Gelar Gr Bagi Guru, Menurut Saya . . .

on Sabtu, 15 Februari 2014
Indonesia saat ini berada dalam masa keemasannya. Hal ini ditandai dengan banyaknya usia produktif ketimbang non produktif, dibutuhkan 100 tahun lagi untuk mengulang masa keemasan ini. Peristiwa ini dapat disebut dengan periode bonus demografi. Bonus demografi ini dikaitkan dengan penduduk usia kerja, Indonesia saat ini sedang memasuki masa dimana penduduk usia produktifnya terus meningkat. Dalam hal ini usia produktif yang dimaksud adalah seluruh penduduk Indonesia usia 15 tahun sampai dengan usia 64 tahun. Diharapkan ekonomi bisa tumbuh tinggi seiring dengan banyaknya usia produktif ini.

Bonus demografi ini harus dipersiapkan melalui berbagai investasi agar periode bonus demografi tidak dapat memicu meningkatnya pengangguran, konflik sosial, masalah kesehatan dll. Salah satu investasi penting yang bisa dilakukan adalah investasi dalam bidang pendidikan, karena suatu hal yang percuma saja jika Indonesia memiliki jumlah usia produktif yang tinggi tetapi tanpa dibekali dengan skill dan pendidikan yang mumpuni. Hal ini hanya akan menambah jumlah pengangguran yang ada dan pada akhirnya akan memicu munculnya banyaknya konflik sosial yang ada di masyarakat.

Sebagaimana kita ketahui saat ini standar pendidikan di Indonesia masih jauh tertinggal dibandingkan negara-negara maju di dunia, atau bahkan masih lebih buruk di bandingkan dengan negara-negara tetangganya. Hal ini terbukti dengan hasil penelitian yang di umumkan pada tahun 2013 yang dilakukan oleh Programme for International Study Assessment (PISA) di bawah Organization Economic Cooperation and Development (OECD) yang menyebutkan bahwa pada tahun 2012 Indonesia adalah salah satu negara dengan peringkat terendah dalam pencapaian mutu pendidikan. Pemeringkatan tersebut dapat dilihat dari skor yang dicapai pelajar usia 15 tahun dalam kemampuan membaca, matematika, dan sains. Survei ini melibatkan responden 510 ribu pelajar berusia 15-16 tahun dari 65 negara dunia yang mewakili populasi 28 juta siswa berusia 15-16 tahun di dunia serta 80 persen ekonomi global.

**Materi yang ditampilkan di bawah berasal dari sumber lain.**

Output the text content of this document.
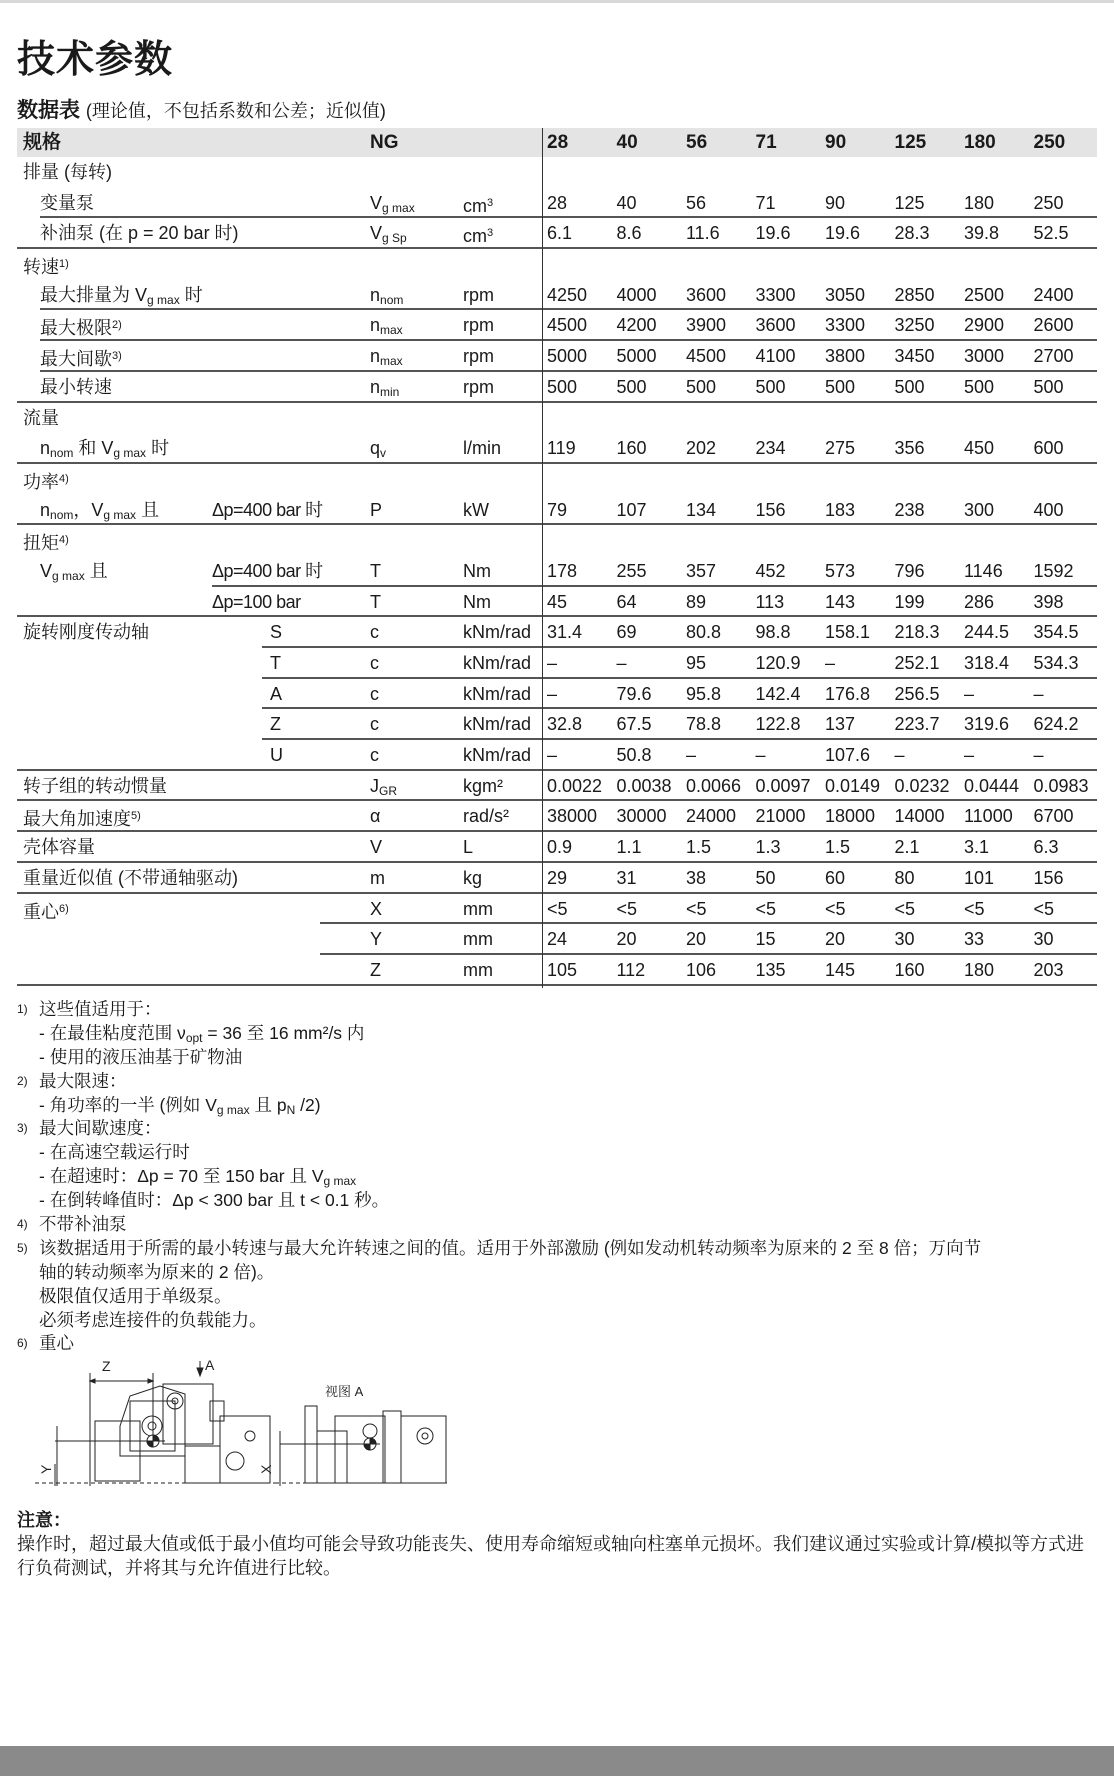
技术参数
数据表 (理论值，不包括系数和公差；近似值)
规格	NG	28	40	56	71	90	125 180 250
排量 (每转)
变量泵	$V_{g max}$	$cm^3$	28	40	56	71	90	125 180 250
补油泵 (在 p = 20 bar 时)	$V_{g Sp}$	$cm^3$	6.1 8.6 11.6 19.6 19.6 28.3 39.8 52.5
转速$^{1)}$
最大排量为 $V_{g max}$ 时	$n_{nom}$	rpm	4250 4000 3600 3300 3050 2850 2500 2400
最大极限$^{2)}$	$n_{max}$	rpm	4500 4200 3900 3600 3300 3250 2900 2600
最大间歇$^{3)}$	$n_{max}$	rpm	5000 5000 4500 4100 3800 3450 3000 2700
最小转速	$n_{min}$	rpm	500 500 500 500 500 500 500 500
流量
$n_{nom}$ 和 $V_{g max}$ 时	$q_v$	l/min	119 160 202 234 275 356 450 600
功率$^{4)}$
$n_{nom}$，$V_{g max}$ 且	Δp=400 bar 时	P	kW	79	107 134 156 183 238 300 400
扭矩$^{4)}$
$V_{g max}$ 且	Δp=400 bar 时	T	Nm	178 255 357 452 573 796 1146 1592
Δp=100 bar	T	Nm	45	64	89	113 143 199 286 398
旋转刚度传动轴	S	c	kNm/rad 31.4 69	80.8 98.8 158.1 218.3 244.5 354.5
T	c	kNm/rad –	–	95	120.9 –	252.1 318.4 534.3
A	c	kNm/rad –	79.6 95.8 142.4 176.8 256.5 –	–
Z	c	kNm/rad 32.8 67.5 78.8 122.8 137 223.7 319.6 624.2
U	c	kNm/rad –	50.8 –	–	107.6 –	–	–
转子组的转动惯量	$J_{GR}$	kgm² 0.0022 0.0038 0.0066 0.0097 0.0149 0.0232 0.0444 0.0983
最大角加速度$^{5)}$	α	rad/s² 38000 30000 24000 21000 18000 14000 11000 6700
壳体容量	V	L	0.9 1.1 1.5 1.3 1.5 2.1 3.1 6.3
重量近似值 (不带通轴驱动)	m	kg	29	31	38	50	60	80	101 156
重心$^{6)}$	X	mm	<5	<5	<5	<5	<5	<5	<5	<5
Y	mm	24	20	20	15	20	30	33	30
Z	mm	105 112 106 135 145 160 180 203
1) 这些值适用于：
- 在最佳粘度范围 $\nu_{opt} = 36$ 至 16 mm²/s 内
- 使用的液压油基于矿物油
2) 最大限速：
- 角功率的一半 (例如 $V_{g max}$ 且 $p_N$ /2)
3) 最大间歇速度：
- 在高速空载运行时
- 在超速时：Δp = 70 至 150 bar 且 $V_{g max}$
- 在倒转峰值时：Δp < 300 bar 且 t < 0.1 秒。
4) 不带补油泵
5) 该数据适用于所需的最小转速与最大允许转速之间的值。适用于外部激励 (例如发动机转动频率为原来的 2 至 8 倍；万向节
轴的转动频率为原来的 2 倍)。
极限值仅适用于单级泵。
必须考虑连接件的负载能力。
6) 重心
Z	A
Y
视图 A
X
注意：
操作时，超过最大值或低于最小值均可能会导致功能丧失、使用寿命缩短或轴向柱塞单元损坏。我们建议通过实验或计算/模拟等方式进行负荷测试，并将其与允许值进行比较。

Elizabeth Pisani seorang epidemiologis dan mantan jurnalis kelahiran Amerika Serikat yang telah lama tinggal di Indonesia mengatakan bahwa mayoritas anak-anak Indonesia terutama yang berusia 15 tahun tidak memiliki kemampuan dasar yang diperlukan dalam masyarakat modern saat ini. Elizabeth Pisani mengtakan bahwa anak-anak di Indonesia sangat dirugikan oleh sistem yang memperlakukan pekerjaan mengajar sebagai kesempatan untuk menyepakati, menetapkan standar sangat rendah yang menuntut anak-anak yang gagal untuk mengembangkan kreativitas dan memecahkan masalah dengan segala macam cara. Dia juga kecewa karena orang tua dan para pembayar pajak di Indonesia tidak menuntut lebih atas sistem pendidikan.

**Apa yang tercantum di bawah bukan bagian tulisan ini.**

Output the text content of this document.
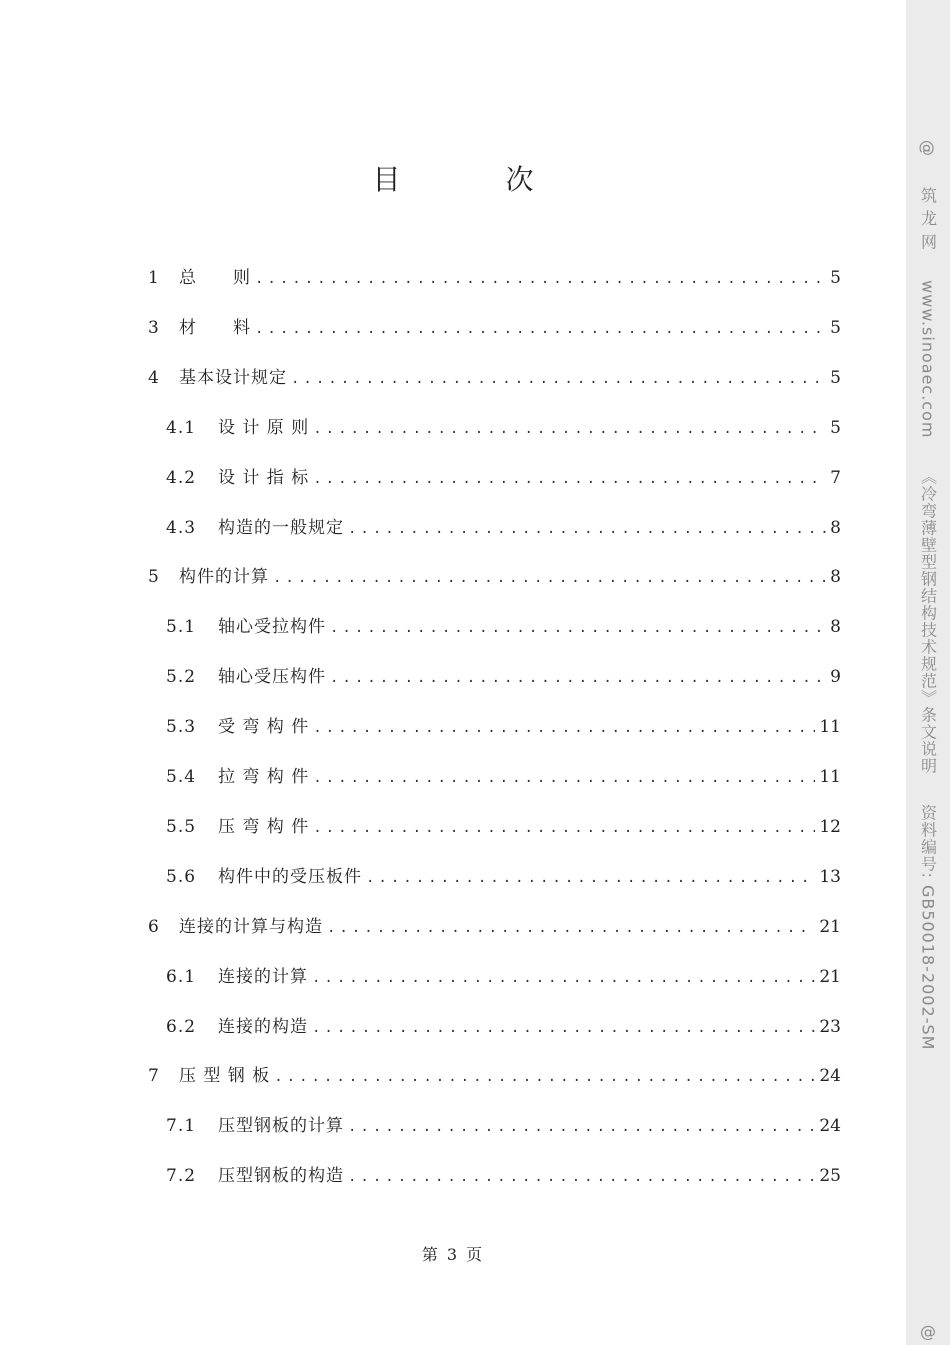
目 次
1	总　　则 .....	5
3	材　　料 .....	5
4	基本设计规定 .....	5
4.1	设 计 原 则 .....	5
4.2	设 计 指 标 .....	7
4.3	构造的一般规定 .....	8
5	构件的计算 .....	8
5.1	轴心受拉构件 .....	8
5.2	轴心受压构件 .....	9
5.3	受 弯 构 件 .....	11
5.4	拉 弯 构 件 .....	11
5.5	压 弯 构 件 .....	12
5.6	构件中的受压板件 .....	13
6	连接的计算与构造 .....	21
6.1	连接的计算 .....	21
6.2	连接的构造 .....	23
7	压 型 钢 板 .....	24
7.1	压型钢板的计算 .....	24
7.2	压型钢板的构造 .....	25
第 3 页
@筑 龙 网www.sinoaec.com《冷弯薄壁型钢结构技术规范》条文说明资料编号: GB50018-2002-SM
@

Mutu pendidikan Indonesia yang rendah sebagaimana tercermin dari hasil studi PISA dan paparan dari Elizabeth Pisani memperlihatkan ada sesuatu yang salah dalam sistem persekolahan dan kebijakan pendidikan Indonesia. Ujian nasional dan berbagai tes lainnya, perubahan kurikulum dari waktu ke waktu, program sekolah unggulan (sekolah bertaraf internasional), kompetisi dalam berbagai Olimpiade, penambahan jam belajar, serta sertifikasi dan ujian kompetensi guru ternyata gagal meningkatkan mutu pendidikan. Sepertinya Indonesia perlu mempersiapkan agenda reformasi pendidikan.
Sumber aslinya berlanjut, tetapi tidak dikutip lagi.